In this project, we want to focus on studying the correlations between traffic accidents and several non-human factors, including location, transportation type, time, and unemployment rate. Therefore, we humanly selected a set of features based on our research interests before running the models.

Particularly, we want to study how traffic accidents perform during summer time (June - August), and at locations that have commonly seen transportation types, including Airport train, Cableway, Maritime station, Railway (FGC), and Underground.

Feature importance

In [6]:
# Draw the bar Plot from f_importances 
h = f_importances.plot(x='Features', y='Importance', kind='bar', figsize=(16,9), rot=80, fontsize=20)
#show the plot
h.set_ylabel('Importance', fontsize = 18)
h.set_xlabel('Features name', fontsize = 18)
plt.tight_layout()
plt.show()

Models

Models using hyperparameter tuning (adapted from exercise 7)

In [14]:
# Sort best_score_param_estimators in descending order of the best_score_

best_score_param_estimators = sorted(best_score_param_estimators, key=lambda x : x[0], reverse=True)

# For each [best_score_, best_params_, best_estimator_]
for best_score_param_estimator in best_score_param_estimators:
    # Print out [best_score_, best_params_, best_estimator_], where best_estimator_ is a pipeline
    # Since we only print out the type of classifier of the pipeline
    print([best_score_param_estimator[0], best_score_param_estimator[1], type(best_score_param_estimator[2].named_steps['clf'])], end='\n\n')
[0.9024322446143155, {'clf__min_samples_leaf': 1, 'clf__min_samples_split': 2, 'clf__n_estimators': 30}, <class 'sklearn.ensemble.forest.RandomForestClassifier'>]

[0.9000463284688441, {'clf__min_samples_leaf': 1, 'clf__min_samples_split': 2}, <class 'sklearn.tree.tree.DecisionTreeClassifier'>]

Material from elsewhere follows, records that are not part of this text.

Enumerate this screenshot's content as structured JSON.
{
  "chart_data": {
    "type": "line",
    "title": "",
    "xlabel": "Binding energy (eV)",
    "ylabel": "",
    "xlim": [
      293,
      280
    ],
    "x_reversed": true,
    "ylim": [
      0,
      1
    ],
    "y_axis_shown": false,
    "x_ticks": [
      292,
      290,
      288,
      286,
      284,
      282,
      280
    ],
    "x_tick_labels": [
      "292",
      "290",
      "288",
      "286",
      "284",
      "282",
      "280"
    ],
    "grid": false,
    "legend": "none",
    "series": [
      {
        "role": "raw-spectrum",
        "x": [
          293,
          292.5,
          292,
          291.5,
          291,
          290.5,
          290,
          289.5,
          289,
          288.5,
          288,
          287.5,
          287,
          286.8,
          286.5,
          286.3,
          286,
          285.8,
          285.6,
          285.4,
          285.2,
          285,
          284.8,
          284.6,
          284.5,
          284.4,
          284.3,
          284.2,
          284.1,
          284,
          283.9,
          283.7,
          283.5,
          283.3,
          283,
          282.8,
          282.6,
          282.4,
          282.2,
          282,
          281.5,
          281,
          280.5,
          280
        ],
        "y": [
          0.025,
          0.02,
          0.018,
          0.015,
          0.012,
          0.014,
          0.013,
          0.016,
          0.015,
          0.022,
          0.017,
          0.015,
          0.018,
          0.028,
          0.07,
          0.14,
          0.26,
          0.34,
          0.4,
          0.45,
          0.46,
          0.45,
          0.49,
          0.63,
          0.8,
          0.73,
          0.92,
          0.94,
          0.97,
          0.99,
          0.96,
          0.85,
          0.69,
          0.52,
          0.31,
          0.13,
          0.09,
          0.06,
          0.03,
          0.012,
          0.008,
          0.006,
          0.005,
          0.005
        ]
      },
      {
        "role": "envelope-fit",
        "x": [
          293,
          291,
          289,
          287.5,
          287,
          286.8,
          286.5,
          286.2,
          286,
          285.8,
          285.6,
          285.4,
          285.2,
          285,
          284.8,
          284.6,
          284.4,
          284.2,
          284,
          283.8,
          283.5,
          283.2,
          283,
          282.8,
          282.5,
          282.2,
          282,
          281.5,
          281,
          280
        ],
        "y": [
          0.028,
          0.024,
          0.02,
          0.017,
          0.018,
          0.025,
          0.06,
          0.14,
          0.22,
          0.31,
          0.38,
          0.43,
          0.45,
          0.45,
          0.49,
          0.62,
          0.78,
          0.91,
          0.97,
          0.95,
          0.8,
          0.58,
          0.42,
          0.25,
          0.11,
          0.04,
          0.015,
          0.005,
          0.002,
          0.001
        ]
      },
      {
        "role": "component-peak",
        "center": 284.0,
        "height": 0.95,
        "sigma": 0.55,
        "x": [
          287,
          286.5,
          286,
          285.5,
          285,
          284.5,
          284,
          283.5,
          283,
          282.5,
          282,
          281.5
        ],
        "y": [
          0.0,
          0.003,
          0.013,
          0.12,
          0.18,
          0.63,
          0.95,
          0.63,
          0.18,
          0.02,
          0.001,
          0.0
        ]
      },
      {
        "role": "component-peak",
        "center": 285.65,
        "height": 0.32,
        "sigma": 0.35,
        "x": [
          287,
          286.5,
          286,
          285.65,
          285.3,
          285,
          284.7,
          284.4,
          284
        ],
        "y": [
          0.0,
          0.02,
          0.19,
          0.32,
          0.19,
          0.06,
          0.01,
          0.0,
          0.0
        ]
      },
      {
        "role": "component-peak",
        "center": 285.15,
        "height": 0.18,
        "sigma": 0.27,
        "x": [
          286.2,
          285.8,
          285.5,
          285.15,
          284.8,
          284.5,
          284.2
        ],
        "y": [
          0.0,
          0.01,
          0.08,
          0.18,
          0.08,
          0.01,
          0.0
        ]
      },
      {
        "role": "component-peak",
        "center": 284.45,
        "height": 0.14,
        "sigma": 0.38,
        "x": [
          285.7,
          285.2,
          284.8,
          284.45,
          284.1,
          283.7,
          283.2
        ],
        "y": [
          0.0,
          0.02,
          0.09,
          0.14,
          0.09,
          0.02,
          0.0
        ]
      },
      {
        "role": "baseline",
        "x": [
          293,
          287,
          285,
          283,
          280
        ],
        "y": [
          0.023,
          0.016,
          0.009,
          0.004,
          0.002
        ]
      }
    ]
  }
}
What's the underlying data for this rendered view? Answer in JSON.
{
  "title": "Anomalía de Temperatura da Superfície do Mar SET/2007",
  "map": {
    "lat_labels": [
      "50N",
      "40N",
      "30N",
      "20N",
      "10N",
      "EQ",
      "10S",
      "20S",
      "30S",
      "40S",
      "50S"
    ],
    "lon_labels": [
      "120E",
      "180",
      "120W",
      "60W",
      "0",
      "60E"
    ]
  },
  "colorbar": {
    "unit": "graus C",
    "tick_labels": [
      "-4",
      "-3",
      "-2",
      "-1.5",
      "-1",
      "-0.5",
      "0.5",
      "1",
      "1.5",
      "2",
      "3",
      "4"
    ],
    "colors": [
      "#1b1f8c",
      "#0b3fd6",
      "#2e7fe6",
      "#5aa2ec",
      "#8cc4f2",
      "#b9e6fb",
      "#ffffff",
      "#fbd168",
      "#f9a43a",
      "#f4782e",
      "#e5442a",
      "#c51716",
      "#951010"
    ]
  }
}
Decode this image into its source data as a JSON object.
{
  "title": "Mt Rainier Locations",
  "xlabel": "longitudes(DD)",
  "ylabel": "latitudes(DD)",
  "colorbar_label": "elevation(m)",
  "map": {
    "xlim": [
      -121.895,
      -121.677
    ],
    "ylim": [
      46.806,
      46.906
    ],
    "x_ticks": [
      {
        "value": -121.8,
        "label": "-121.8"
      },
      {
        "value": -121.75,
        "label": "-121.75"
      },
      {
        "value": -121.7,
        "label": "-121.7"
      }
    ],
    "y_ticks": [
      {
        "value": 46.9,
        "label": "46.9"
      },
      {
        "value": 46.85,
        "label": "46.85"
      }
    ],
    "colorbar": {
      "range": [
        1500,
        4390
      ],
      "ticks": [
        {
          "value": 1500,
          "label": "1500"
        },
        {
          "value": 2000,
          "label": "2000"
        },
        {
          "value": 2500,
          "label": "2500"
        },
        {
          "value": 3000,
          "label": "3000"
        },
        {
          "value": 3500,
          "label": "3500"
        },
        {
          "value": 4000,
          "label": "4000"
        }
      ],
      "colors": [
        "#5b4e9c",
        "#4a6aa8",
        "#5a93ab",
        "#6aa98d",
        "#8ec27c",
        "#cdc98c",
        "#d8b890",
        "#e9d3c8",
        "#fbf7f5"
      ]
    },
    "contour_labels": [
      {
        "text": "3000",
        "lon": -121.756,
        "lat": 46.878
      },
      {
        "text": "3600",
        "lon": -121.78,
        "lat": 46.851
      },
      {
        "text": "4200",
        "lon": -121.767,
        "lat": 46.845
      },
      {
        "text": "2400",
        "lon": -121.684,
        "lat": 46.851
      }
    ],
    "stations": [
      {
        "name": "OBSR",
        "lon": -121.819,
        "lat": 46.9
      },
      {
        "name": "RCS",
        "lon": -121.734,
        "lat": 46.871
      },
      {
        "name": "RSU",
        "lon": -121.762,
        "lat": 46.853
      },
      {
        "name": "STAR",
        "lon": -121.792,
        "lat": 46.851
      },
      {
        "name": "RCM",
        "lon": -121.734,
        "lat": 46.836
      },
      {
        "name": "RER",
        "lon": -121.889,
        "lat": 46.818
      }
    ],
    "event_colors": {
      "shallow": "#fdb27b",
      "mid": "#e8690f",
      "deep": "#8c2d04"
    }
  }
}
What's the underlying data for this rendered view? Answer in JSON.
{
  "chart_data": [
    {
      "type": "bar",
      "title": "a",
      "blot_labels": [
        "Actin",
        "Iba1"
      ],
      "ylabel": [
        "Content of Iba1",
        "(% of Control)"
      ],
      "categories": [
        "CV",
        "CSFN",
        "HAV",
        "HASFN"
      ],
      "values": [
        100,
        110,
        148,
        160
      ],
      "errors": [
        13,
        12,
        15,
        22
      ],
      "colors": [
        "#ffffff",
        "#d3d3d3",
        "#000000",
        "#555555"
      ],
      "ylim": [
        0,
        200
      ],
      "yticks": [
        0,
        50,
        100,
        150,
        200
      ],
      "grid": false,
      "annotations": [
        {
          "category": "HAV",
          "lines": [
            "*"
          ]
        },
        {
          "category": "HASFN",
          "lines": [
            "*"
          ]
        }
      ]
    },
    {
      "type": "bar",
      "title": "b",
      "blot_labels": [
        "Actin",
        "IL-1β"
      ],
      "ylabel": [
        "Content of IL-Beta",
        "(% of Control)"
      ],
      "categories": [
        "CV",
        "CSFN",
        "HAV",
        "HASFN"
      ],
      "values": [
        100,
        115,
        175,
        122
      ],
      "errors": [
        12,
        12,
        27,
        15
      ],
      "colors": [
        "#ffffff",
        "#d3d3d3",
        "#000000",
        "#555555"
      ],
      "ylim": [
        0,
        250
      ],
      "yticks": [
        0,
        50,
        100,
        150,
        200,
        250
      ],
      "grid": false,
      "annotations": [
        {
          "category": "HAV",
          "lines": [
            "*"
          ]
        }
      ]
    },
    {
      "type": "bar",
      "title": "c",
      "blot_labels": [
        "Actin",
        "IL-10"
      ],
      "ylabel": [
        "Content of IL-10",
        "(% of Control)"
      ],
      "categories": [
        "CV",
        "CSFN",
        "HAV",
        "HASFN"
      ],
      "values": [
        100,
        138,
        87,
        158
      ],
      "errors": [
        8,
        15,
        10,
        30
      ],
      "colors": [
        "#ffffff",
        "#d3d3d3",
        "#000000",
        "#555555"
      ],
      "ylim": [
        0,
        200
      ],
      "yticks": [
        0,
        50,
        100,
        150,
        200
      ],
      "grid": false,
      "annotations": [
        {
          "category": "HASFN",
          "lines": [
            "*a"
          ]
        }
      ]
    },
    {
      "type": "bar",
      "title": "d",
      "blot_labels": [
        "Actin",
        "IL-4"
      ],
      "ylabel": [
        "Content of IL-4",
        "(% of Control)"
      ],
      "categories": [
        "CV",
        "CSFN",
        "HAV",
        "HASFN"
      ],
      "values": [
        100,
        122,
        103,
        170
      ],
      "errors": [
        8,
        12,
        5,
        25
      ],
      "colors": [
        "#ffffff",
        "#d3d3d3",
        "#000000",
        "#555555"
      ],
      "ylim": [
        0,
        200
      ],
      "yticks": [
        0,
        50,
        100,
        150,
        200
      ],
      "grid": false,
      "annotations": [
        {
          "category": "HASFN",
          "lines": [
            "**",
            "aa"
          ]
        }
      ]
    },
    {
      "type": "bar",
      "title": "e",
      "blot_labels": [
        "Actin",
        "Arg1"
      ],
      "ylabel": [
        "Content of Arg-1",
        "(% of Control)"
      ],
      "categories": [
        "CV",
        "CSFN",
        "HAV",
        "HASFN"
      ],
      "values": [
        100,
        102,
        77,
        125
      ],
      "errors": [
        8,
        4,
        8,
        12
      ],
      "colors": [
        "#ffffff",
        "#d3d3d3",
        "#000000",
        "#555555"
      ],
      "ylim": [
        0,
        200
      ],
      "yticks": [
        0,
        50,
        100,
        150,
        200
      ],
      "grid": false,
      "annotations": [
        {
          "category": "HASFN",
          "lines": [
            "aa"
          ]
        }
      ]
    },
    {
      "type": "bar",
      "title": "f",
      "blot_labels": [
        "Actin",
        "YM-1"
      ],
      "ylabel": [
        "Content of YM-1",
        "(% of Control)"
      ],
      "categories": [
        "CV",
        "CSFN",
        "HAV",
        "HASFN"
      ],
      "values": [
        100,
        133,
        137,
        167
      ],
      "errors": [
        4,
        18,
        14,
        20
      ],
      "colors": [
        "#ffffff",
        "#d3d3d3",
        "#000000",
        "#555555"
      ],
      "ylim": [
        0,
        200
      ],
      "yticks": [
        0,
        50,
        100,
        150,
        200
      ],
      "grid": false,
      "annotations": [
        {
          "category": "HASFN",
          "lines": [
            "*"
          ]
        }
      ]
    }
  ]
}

[0.6218438730599953, {'clf__n_neighbors': 9}, <class 'sklearn.neighbors.classification.KNeighborsClassifier'>]

Simple Decision Tree model (adapted from exercise 5)

A simple model with fewer features (only unemployment and transportation types)

In [18]:
dot_data = export_graphviz(pipe_dt.named_steps['DecisionTreeClassifier'],
                           filled=True, 
                           rounded=True,
                           feature_names=feature_value_names,
                           out_file=None) 

graph = graph_from_dot_data(dot_data) 


Image(graph.create_png()) 
Out[18]:

Conclusion and future work

Since we were interested in location, types of transportation, time, and unemployment, the models that we applied in this project were mainly constrained to those features. For future work, we can employ other possible determinants, such as immigration rate, income rate, death rate and other intriguing factors to further improve the model accuracy rate.

Additionally, we can explore other models such as GaussianNB and/or MLP to compare the results.